Va, infine, osservato che del tutto infondata è la censura relativa ad un presunto vizio motivazionale dell’avviso impugnato, indicato nel ricorso nella «mancata indicazione delle norme violate» con conseguente violazione del diritto di difesa del contribuente. Nello stesso ricorso, infatti, si dà conto che l’avviso indicava che la pretesa era dovuta al fatto che l’immobile «è da considerarsi di lusso, (…) ai sensi della normativa prevista dal d.m. 2.8.69 per effetto di quanto disposto dall’art. 6, che comprende le singole unità immobiliari aventi superficie utile complessiva superiore a mq 240 (esclusi balconi, le terrazze, le cantine, le soffitte, le scale ed il posto auto», per come indicato dalla nota dell’Agenzia del Territorio del 28/11/2008 allegata. Tale indicazione soddisfa pienamente l’obbligo motivazionale invocato dai contribuenti.
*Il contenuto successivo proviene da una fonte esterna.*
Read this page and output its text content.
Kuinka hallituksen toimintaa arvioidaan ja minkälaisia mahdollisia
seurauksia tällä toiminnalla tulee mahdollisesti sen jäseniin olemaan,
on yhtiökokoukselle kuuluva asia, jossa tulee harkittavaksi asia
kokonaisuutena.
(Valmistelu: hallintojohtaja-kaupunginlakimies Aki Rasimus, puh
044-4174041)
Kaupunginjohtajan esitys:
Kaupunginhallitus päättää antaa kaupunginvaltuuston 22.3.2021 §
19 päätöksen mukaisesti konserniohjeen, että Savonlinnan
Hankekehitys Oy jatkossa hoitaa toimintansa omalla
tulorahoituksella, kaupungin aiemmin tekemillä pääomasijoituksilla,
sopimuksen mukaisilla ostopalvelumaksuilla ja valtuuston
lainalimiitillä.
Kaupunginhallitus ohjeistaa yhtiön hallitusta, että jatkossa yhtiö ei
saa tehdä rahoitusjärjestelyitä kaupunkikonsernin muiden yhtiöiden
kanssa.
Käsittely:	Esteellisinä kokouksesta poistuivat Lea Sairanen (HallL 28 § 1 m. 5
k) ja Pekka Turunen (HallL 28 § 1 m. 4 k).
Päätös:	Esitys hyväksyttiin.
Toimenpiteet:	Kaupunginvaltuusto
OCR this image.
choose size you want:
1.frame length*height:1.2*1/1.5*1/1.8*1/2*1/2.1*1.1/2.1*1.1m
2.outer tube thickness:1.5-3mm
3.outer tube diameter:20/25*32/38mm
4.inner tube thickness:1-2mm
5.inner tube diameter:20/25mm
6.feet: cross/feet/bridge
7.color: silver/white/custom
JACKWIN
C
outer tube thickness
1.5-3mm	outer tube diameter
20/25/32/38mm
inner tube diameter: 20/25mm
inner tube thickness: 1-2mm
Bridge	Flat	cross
5. Nulla va disposto in ordine al governo delle spese del giudizio, in assenza di attività difensiva della parte vittoriosa.
P.Q.M.
La Corte Rigetta il ricorso. Ai sensi dell’art. 13, comma 1-quater, del d.p.r. n. 115 del 2002, dà atto della sussistenza dei presupposti processuali per il versamento, da parte della ricorrente, dell’ulteriore importo a titolo di contributo unificato pari a quello spettante per il ricorso principale, a norma del comma 1-bis dello stesso art. 13, se dovuto.